Regardez d’abord autour de vous
À remarquer
- La rangée ininterrompue d’arcades en brique
- Le médaillon commémoratif entre les arcades
- L’image de la Madone à l’Enfant dans la lunette
L’histoire du lieu
Parmi les travées de brique identiques, deux marques personnelles de cette galerie couverte ont été conservées. Dans la lunette entre la cent quarante-deuxième et la cent quarante-troisième arcades subsiste une image de la Vierge à l’Enfant, commandée par les serviteurs de la maison Albergati sous leur nom collectif. Dix travées plus tôt, un médaillon commémoratif signale l’endroit d’où commença l’aménagement de ce tronçon de chemin destiné aux pèlerins et au transport annuel de l’icône.
Depuis la porte Saragozza, le Portico di San Luca s’étire sur un terrain plat le long de la via Saragozza. Le parcours annuel de l’icône passait déjà par cette porte, mais au-delà, la procession empruntait une route à découvert. Un kilomètre et demi d’arcades jusqu’à Meloncello furent construits avant la montée sur la colline.

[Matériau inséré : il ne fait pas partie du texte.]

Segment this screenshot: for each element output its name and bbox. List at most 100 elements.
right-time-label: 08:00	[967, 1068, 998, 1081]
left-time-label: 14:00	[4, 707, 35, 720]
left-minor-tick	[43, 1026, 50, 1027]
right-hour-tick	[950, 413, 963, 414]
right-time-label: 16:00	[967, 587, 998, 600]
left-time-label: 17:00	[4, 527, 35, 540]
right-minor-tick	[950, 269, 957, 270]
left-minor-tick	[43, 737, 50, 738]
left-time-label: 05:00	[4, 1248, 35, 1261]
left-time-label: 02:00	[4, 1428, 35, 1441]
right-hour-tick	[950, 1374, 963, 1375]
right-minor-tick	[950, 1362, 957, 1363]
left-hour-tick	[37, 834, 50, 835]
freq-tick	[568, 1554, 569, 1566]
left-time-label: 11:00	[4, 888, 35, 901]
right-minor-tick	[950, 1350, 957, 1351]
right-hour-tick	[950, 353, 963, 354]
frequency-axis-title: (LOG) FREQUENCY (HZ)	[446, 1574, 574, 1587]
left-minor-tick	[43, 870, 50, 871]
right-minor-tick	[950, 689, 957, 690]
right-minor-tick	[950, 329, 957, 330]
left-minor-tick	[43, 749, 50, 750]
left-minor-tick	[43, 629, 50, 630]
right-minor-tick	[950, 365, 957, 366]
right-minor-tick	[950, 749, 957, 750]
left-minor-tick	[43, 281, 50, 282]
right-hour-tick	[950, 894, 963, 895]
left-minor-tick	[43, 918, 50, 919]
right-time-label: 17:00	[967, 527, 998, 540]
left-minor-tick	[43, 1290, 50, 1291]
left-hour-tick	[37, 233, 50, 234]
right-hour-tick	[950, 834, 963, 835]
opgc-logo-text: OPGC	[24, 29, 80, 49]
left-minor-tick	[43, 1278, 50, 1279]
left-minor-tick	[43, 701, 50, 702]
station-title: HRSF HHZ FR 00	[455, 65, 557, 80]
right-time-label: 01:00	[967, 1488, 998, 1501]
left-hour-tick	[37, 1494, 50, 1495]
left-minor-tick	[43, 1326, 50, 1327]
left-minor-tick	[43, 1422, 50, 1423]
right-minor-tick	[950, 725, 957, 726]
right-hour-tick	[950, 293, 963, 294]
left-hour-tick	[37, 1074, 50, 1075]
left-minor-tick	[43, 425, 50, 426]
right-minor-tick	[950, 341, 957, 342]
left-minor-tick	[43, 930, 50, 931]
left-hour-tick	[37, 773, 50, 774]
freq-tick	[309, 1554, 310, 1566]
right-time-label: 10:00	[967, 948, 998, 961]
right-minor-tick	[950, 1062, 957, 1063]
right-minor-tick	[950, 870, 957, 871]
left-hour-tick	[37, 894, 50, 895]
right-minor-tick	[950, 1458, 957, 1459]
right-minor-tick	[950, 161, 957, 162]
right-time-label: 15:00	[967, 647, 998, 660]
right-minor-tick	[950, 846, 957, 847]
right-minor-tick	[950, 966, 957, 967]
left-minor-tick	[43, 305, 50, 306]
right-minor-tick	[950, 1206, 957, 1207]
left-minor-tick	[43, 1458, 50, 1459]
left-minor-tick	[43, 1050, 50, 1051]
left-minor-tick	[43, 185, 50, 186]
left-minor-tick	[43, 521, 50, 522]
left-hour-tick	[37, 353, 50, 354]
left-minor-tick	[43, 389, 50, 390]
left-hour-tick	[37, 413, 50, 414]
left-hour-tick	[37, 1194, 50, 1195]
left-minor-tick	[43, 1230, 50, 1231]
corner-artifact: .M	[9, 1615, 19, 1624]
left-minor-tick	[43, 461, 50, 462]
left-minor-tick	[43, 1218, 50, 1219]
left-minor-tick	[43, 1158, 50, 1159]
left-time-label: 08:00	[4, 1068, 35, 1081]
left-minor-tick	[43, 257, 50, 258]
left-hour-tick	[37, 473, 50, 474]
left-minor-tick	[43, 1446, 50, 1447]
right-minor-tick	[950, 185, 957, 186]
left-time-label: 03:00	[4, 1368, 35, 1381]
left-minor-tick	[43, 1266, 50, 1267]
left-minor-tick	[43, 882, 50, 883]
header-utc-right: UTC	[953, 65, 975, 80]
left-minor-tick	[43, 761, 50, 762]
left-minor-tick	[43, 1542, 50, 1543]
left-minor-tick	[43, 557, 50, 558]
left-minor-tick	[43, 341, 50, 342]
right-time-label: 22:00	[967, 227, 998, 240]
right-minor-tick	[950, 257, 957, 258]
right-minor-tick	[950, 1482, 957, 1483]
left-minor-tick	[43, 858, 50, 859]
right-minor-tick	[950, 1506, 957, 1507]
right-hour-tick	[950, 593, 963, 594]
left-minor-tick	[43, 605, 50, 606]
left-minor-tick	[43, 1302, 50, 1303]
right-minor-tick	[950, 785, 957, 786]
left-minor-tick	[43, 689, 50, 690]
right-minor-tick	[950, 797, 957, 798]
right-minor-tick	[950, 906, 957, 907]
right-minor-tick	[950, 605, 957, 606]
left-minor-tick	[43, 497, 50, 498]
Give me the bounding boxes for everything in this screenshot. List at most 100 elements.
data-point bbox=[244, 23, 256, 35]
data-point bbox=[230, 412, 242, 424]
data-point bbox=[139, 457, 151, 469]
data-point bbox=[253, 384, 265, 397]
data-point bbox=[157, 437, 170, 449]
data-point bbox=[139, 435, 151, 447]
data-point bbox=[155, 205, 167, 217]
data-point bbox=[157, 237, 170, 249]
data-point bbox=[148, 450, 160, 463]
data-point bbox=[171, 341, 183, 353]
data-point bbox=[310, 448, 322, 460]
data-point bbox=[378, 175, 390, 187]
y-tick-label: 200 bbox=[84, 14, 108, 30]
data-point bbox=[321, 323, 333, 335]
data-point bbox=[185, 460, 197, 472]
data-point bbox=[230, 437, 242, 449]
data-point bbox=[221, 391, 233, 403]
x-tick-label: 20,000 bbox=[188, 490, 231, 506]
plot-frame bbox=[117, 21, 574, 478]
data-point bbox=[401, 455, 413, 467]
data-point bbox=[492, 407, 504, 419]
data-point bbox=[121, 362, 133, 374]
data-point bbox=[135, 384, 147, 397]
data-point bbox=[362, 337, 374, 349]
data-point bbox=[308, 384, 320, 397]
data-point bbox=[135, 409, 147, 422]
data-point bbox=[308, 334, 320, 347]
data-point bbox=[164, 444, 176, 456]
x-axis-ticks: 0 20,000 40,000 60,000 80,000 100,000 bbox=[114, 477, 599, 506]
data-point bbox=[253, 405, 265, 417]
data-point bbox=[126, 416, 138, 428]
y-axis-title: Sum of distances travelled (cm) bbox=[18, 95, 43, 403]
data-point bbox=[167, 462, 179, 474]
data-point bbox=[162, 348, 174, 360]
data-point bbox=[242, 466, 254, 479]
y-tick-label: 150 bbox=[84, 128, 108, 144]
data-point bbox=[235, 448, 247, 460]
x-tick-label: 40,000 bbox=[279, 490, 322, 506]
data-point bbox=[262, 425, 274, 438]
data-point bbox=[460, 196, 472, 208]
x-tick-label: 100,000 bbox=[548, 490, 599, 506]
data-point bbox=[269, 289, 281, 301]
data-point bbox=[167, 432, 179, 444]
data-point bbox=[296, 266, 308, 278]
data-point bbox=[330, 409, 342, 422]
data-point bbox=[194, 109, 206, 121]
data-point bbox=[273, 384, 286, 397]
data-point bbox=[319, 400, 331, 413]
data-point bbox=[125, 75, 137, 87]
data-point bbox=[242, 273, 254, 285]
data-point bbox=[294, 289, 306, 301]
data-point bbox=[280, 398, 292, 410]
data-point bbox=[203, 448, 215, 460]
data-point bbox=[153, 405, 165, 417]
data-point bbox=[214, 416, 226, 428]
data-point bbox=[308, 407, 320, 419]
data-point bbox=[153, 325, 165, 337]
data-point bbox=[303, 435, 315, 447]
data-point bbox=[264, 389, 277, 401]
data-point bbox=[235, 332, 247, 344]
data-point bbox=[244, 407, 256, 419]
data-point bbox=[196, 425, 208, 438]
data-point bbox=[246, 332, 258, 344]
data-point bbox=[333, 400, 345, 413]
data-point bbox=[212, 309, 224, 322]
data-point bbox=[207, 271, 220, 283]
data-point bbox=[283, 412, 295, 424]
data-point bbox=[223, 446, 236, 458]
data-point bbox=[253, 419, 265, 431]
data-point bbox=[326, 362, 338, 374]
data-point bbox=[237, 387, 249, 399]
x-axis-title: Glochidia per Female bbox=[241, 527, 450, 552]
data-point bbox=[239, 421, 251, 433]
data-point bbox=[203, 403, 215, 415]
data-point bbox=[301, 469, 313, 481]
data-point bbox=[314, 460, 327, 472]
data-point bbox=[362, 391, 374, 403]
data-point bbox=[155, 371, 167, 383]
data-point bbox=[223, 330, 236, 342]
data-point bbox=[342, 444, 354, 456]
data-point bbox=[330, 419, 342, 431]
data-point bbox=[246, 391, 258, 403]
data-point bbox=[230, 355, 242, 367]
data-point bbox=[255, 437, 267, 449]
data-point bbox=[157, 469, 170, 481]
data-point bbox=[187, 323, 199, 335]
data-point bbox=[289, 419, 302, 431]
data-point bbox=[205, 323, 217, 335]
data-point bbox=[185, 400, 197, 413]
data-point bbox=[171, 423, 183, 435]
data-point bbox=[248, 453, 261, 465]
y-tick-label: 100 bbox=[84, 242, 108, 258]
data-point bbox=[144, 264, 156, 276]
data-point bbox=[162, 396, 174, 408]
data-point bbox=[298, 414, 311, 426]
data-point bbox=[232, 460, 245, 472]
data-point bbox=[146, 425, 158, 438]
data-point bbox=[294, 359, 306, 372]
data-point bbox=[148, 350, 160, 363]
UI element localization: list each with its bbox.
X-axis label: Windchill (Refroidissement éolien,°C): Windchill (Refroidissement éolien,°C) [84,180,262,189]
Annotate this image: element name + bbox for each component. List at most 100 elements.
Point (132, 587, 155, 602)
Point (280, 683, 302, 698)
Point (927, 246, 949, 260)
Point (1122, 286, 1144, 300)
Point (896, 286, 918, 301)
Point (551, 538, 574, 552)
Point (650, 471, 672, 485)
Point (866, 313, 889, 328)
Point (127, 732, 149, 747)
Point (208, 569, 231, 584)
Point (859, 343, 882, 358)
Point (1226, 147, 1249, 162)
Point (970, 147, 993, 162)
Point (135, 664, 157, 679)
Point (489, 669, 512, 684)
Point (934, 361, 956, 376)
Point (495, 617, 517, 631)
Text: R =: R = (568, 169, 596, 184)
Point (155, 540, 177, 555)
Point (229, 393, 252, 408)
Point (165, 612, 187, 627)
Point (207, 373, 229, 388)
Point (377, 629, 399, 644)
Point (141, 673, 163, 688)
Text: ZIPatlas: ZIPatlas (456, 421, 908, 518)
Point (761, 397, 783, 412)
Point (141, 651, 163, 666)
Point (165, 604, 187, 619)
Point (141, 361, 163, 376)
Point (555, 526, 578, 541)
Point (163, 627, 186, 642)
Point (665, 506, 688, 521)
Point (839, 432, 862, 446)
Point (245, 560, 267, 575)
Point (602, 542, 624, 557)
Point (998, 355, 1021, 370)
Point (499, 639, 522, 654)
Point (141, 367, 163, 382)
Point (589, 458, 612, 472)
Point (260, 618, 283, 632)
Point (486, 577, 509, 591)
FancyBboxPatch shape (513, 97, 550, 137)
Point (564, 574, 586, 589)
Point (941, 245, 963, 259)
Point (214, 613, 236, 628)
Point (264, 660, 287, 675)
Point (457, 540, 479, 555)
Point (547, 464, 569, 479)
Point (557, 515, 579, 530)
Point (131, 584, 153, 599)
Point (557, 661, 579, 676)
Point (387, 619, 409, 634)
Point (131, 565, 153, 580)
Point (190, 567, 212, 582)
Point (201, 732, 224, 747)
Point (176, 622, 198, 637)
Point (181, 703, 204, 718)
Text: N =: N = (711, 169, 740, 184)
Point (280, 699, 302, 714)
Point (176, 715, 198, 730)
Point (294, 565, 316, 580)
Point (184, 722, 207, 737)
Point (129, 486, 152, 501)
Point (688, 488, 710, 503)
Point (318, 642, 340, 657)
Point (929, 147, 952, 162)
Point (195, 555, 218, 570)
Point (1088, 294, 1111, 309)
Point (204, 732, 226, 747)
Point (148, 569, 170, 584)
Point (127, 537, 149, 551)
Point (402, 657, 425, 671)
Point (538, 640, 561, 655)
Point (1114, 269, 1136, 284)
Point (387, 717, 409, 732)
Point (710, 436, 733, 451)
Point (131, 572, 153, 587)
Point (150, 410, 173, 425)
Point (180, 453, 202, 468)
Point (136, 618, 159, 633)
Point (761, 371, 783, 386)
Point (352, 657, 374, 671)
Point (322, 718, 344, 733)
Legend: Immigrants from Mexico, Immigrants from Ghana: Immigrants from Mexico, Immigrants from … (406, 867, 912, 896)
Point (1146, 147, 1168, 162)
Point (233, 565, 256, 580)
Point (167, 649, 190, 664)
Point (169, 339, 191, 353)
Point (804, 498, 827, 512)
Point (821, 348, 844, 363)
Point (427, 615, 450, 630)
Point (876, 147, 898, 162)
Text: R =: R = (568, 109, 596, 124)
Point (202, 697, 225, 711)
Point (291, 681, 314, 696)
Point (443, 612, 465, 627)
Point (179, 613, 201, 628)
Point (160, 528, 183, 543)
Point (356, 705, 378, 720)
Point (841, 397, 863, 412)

En mille six cent cinquante-cinq, le Sénat de Bologne reçut deux projets de chemin couvert et ajourna les deux : on ne trouva pas d’argent pour une telle construction. Ludovico Gennari reprit le projet. Il était chapelain de l’hôpital San Biagio, où l’on accueillait les pèlerins. Sa mission était d’obtenir un passage dont pourraient se servir à la fois les pèlerins et la procession avec l’icône. Après l’échec auprès de la caisse municipale, il commença à recueillir des dons.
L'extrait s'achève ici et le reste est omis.